Этого устава придерживались все политические, проповедовавшие очищение быта ради преображения личности. Они много читали, организовывали лекции на разные темы, дискутировали. И Добров пользовался в этих дискуссиях большим авторитетом. Марк говорил, что есть мнение после возможного освобождения назначить его руководителем лево-эсэрского ядра в Минусинске.
Но наступит ли когда-нибудь долгожданная свобода? Никто из нерчинских политкаторжан начала девятисотых годов этого не знал.
… Через четыре года Незабудка и Евгений Добров были переведены на вольное поселение и стали жить вместе, как супруги. Вскоре у них родилась дочь. Во время родов Незабудка умерла — не так красиво и ярко, как мечтала, а буднично и скорбно, измученная родовой горячкой.

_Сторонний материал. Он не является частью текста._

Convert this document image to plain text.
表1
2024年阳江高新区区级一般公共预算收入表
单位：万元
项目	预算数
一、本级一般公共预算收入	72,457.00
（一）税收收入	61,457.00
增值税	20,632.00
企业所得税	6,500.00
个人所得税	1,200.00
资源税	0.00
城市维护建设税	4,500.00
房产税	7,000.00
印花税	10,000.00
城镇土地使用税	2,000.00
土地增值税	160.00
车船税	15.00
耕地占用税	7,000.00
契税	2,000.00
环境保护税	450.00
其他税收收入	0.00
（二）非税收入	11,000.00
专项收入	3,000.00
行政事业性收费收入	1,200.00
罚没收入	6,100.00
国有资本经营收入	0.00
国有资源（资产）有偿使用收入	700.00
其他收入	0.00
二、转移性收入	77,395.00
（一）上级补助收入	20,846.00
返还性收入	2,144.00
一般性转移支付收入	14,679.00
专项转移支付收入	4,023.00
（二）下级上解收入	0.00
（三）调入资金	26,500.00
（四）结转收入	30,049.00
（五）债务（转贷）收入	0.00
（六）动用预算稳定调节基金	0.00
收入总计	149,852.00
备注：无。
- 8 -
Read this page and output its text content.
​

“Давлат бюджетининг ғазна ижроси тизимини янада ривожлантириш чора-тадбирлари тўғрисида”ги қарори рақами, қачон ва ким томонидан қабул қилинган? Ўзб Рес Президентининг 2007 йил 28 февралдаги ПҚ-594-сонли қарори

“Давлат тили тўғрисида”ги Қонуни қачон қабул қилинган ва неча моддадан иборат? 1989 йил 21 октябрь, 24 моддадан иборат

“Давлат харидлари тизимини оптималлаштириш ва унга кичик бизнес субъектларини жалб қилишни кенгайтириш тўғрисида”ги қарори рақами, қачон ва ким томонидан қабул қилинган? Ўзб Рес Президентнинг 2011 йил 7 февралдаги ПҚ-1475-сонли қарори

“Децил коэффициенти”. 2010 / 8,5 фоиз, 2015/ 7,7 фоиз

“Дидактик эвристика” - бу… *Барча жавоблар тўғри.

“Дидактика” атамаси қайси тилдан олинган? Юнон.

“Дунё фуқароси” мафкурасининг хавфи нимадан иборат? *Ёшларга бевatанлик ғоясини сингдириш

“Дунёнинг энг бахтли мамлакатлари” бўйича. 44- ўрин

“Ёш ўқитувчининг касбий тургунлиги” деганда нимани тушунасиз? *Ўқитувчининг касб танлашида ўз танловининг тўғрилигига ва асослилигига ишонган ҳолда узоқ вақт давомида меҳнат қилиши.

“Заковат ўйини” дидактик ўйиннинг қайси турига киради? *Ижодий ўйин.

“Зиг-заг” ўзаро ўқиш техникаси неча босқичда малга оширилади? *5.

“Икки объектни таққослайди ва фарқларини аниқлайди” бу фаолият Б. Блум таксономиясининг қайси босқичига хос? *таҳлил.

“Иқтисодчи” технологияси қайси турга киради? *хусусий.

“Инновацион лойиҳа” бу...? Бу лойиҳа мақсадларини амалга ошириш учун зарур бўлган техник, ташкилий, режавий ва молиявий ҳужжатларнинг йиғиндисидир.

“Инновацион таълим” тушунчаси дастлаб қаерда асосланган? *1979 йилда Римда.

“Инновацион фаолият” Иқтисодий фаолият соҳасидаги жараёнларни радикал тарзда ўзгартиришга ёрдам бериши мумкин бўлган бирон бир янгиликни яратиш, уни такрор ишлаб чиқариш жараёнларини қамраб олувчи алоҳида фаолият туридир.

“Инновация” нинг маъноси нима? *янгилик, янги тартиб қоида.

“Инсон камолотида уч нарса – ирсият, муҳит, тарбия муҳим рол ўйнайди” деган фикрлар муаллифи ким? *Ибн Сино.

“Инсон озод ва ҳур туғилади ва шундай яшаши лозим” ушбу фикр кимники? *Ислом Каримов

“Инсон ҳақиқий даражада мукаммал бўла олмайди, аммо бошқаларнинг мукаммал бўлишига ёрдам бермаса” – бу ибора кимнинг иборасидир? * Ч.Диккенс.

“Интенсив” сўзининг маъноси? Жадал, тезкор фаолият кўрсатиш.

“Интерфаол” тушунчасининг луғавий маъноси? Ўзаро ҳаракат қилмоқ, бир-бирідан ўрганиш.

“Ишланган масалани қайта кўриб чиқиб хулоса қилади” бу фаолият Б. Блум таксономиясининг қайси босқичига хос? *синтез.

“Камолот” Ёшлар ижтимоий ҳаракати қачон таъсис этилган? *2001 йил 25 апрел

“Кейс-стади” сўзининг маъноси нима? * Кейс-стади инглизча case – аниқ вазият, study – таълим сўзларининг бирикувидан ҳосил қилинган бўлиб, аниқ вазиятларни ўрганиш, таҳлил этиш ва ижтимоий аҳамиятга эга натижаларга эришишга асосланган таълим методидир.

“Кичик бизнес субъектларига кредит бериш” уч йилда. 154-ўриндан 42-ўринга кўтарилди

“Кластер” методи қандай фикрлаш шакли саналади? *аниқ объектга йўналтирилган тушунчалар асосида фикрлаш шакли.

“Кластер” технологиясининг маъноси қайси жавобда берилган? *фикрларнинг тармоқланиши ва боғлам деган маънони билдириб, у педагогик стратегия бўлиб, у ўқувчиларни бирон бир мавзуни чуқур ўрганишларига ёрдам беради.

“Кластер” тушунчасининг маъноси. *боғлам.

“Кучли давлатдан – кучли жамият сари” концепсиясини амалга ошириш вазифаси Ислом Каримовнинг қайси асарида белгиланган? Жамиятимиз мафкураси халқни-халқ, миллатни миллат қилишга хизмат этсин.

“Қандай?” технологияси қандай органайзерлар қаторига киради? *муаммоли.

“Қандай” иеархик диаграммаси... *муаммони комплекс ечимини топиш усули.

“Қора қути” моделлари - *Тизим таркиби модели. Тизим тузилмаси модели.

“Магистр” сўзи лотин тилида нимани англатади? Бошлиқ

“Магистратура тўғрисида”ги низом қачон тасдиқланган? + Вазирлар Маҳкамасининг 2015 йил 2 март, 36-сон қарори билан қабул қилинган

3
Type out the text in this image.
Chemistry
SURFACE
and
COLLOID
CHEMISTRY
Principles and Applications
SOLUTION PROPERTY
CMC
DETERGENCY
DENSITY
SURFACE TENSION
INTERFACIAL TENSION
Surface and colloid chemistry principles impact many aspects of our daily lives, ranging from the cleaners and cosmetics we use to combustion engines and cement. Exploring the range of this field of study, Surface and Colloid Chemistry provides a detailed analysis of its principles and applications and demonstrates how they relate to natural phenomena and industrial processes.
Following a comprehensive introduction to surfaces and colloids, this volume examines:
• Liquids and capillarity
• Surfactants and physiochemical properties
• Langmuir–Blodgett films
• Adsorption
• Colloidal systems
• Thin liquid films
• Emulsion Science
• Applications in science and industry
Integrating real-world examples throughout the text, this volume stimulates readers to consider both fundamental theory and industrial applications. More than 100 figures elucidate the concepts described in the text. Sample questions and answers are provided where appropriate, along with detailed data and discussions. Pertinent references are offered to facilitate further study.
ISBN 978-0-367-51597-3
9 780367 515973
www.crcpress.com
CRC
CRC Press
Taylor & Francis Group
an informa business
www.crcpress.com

Маленькая Лена осталась с отцом.
…Состарившись и пережив самоубийство сына, Елена Евгеньевна время от времени перечитывала дневники и письма своей матери. «Убежденным социалистом и атеистом станет только тот, кто сможет в своей личной жизни провести принцип до конца, со всеми вытекающими отсюда последствиями…»
Она все больше и больше приходила к убеждению, что о настоящих последствиях ее родители, пожалуй, тогда всерьез даже не догадывались.
А что касается меня…
Отголоски смертельно-опасных игр, как переданный родовой мандат, через сто лет настигли и меня, преобразовавшись из шепота философски и эстетически изящных отвлеченных изысков в громовые раскаты опасных и разрушительных, неуправляемых стихий.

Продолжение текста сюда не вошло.